I’m not necessarily averse to this stuff, but I need audio sur-titles. I may as well be watching Shakespeare in Urdu or Mozart in Mongolian. The only critical tactic to adopt is one of either submission or resentment, and I veered violently between both conditions as the music crashed about me like huge waves on Surfers’ Paradise.

Every now and then I waved my pretend cigarette lighter in a futile gesture of participation as I’d long since given up trying to make notes about the plot, or detailed analysis of the musicology.

Ah, the plot, I nearly lost it: this involves a love story going slightly skewwhiff in a Hollywood music club, the Bourbon Room; a German property developer and his camp blond son aiming to “clean up” the Sunset Strip; and the fortunes of a resident band called Stacee Jaxx and the Arsenal. As a Spurs supporter, I’m sorry to say they win through.
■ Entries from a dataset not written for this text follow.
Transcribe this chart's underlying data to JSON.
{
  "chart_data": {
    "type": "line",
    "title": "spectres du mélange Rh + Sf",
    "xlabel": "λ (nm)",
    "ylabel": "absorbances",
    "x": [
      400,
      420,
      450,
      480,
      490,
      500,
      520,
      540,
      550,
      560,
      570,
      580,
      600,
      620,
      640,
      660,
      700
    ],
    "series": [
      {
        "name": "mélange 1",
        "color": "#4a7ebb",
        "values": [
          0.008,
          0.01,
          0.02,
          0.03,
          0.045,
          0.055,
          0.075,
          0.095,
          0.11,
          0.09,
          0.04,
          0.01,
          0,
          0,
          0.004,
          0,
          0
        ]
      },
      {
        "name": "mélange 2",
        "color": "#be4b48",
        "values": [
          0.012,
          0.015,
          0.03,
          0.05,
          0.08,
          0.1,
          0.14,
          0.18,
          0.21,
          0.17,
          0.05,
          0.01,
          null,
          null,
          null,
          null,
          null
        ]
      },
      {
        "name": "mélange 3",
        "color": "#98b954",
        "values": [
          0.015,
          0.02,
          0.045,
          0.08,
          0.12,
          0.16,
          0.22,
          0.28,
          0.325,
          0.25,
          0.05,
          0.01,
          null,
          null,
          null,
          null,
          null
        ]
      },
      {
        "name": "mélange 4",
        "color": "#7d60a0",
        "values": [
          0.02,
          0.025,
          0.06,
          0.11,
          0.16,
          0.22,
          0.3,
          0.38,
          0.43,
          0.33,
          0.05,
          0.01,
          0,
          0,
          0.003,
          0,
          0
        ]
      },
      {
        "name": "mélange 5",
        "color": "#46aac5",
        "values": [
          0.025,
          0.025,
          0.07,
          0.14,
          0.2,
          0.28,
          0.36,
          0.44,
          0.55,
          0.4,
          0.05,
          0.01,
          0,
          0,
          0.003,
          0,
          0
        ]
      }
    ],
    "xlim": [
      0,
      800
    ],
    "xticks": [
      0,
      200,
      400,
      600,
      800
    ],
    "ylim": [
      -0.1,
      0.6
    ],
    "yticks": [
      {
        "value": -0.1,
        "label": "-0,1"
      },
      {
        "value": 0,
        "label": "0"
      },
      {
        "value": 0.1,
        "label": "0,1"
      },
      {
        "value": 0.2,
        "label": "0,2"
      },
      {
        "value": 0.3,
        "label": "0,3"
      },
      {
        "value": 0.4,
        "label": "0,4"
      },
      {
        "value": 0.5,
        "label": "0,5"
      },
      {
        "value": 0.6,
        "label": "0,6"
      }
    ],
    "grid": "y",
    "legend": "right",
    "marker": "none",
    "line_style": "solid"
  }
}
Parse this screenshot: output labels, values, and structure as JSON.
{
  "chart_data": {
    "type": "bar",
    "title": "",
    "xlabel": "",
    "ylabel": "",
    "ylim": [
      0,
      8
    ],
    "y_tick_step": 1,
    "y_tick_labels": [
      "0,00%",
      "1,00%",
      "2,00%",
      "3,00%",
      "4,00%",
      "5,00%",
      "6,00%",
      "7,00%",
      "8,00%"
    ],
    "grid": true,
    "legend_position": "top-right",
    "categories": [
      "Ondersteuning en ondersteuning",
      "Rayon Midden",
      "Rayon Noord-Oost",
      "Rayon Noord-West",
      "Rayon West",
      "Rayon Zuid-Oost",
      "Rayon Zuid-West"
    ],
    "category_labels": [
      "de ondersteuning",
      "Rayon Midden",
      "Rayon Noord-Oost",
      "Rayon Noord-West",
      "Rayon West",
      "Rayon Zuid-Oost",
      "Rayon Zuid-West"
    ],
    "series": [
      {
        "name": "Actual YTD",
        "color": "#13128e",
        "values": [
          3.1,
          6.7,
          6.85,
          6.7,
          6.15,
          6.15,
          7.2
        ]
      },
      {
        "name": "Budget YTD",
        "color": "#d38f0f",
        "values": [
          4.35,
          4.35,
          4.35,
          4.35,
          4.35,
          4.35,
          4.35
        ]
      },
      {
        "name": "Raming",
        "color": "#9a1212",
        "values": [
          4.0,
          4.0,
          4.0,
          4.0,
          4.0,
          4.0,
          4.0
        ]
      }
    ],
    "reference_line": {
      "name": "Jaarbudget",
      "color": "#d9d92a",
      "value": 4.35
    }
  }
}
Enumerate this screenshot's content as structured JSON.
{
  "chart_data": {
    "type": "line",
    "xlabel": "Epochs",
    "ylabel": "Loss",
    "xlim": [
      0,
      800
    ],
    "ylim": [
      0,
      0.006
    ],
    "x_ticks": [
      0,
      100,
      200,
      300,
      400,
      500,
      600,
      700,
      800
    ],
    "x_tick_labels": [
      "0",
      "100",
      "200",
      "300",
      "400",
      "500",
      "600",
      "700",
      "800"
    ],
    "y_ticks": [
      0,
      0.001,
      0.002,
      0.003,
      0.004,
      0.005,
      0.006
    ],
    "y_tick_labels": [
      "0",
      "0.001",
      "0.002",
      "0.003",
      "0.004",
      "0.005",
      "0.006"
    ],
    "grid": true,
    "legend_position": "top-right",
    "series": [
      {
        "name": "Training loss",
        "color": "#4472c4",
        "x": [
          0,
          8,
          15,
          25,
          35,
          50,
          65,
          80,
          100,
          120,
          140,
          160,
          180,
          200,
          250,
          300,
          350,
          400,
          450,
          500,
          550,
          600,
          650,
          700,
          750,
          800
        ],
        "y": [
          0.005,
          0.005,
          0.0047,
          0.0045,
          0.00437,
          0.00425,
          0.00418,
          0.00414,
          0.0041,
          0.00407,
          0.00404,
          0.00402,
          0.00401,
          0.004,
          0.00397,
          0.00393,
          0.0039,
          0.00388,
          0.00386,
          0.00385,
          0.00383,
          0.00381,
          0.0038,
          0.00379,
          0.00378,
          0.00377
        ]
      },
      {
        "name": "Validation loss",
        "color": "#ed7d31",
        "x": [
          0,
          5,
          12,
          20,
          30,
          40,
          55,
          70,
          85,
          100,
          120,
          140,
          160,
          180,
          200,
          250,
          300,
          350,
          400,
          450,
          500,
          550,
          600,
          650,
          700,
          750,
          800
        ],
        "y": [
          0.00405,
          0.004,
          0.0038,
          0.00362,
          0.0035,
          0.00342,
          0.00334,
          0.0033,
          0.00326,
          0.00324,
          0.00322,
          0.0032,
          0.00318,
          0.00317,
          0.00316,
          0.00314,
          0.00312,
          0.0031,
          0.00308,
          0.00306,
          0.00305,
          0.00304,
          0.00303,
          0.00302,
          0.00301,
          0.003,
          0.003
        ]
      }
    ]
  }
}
I tried to enter the spirit of the evening by taking along my friend, Peter Straker, who graced the original cast list of the very first rock tribal musical, Hair, in this self-same theatre. He responded positively to the level of rock music performance and pointed out to me that this jukebox compilation did indeed cover the cultural waterfront as far as heavy metal glam rock goes.

We had, I’m assured, big time all-time hits from Bon Jovi, Whitesnake, Meat Loaf, Starship, AC/DC, Foreigner and Extreme, and there were, I confess, one or two moments when I felt my ignorance was shameful; some of it was indeed very good, and very loud, and very rude, if you like that sort of thing.

But I was more intrigued to note that yet another member of a great theatrical dynasty, Zizi Strallen, was strutting her stuff. The X Factor winner of several years ago, Shayne Ward, was off as the band leader on the press performance I attended, but nobody seemed to mind too much. Simon Lipkin is an impressive emcee, and actually quite funny.

Chris D'Arienzo’s book makes no bones about following one big noisy number with another; in comparison, Mamma Mia! is as subtle as a late Henry James novel. And the direction and choreography by Kristin Hanggi and Kelly Devine has an up-front honesty and vigour that is almost disarming.

Nothing I can say will either propel you to the Shaftesbury or deter you from joining in. Now please excuse me while I lie down in a dark room for a couple of days.